Of Time And The City

Synopsis: Terence Davies uses poetry, memory, archival footage and music to construct a eulogy to his home town of Liverpool.

Exquisite is probably the best word to describe this piece of personal film-making, which is, in essence a visual poem. It is something to be experienced by the viewer rather than to be read about, but I’ll try to convince you why you need to see this superb film.

Liverpool is the birthplace of director Davies (best known for Still Voices, Distant Lives, 1988). It is a city I know little about, except of course as the origin of The Fab Four. Davies however uses his attachment to this city not merely in a nostalgic sense, but as a means for exploring the seasons of life.
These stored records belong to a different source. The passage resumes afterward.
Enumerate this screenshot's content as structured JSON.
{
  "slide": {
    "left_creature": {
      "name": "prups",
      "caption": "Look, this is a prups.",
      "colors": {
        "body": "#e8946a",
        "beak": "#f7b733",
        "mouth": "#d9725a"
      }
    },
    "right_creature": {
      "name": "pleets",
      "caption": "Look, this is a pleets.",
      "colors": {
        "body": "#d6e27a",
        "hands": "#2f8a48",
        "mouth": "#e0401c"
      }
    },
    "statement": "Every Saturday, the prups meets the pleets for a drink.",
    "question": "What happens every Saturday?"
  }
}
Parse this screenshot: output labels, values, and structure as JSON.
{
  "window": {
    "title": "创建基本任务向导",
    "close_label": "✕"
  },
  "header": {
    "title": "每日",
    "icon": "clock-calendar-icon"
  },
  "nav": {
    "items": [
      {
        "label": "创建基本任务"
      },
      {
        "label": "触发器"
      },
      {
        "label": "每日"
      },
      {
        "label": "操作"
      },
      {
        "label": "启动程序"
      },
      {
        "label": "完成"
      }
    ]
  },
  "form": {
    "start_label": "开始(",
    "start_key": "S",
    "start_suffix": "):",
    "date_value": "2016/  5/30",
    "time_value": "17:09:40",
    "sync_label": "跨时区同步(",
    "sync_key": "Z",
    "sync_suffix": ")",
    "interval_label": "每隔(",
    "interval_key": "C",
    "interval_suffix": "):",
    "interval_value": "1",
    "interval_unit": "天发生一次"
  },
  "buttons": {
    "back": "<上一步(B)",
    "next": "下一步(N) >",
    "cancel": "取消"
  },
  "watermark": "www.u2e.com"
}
Some extraordinary archival footage is employed that depicts the harsh life of Liverpool’s working class of the post-war years and slow, drawn-out pans of the bleak housing commission estates are ironically juxtaposed against Peggy Lee singing The Folks That Live On The Hill. We see Liverpool in its heyday, with majestic buildings, and then, with the song “Dirty Old City” as background, see it in all its post-industrial shabbiness. We see the resilience and gaiety of children as they skip rope, and the glamour that came to Liverpool as  visiting movie stars, and the pomp of the Queen’s coronation, which Davies describes as “Betty and Phil and 1000 flunkies”. Davies’ contempt for royalty is not hidden, nor his disdain of the Mersey sound which emanated from the city and swept the world. His love of composers like Handel and Liszt is reflected in other parts of the soundtrack. The majestic Liverpool Cathedral and the role of religion in Davies’ young life causes him to reflect upon the many hours of useless prayer and how Catholicism only exacerbated his guilt for his homosexuality.

An entire history of Britain in that era is subtly encapsulated in the sweeping vision of this film, and yet it still remains intensely personal. Using a spine-tingling voice over, Davies bares his soul. He also draws heavily upon the poetry of writers such as T.S. Eliot whose words, taken from Little Gidding, resonate with the director's intent :

And the end of all our exploring

Will be to arrive where we started

And know the place for the first time

There is much in Of Time And The City that defies verbalising, yet it taps into the universal human heart – that commonality I believe we all share of being forever bound up in our past and sensing the unbearable sadness of time marching on.

See the film, experience it, and marvel that there are some filmmakers with real vision.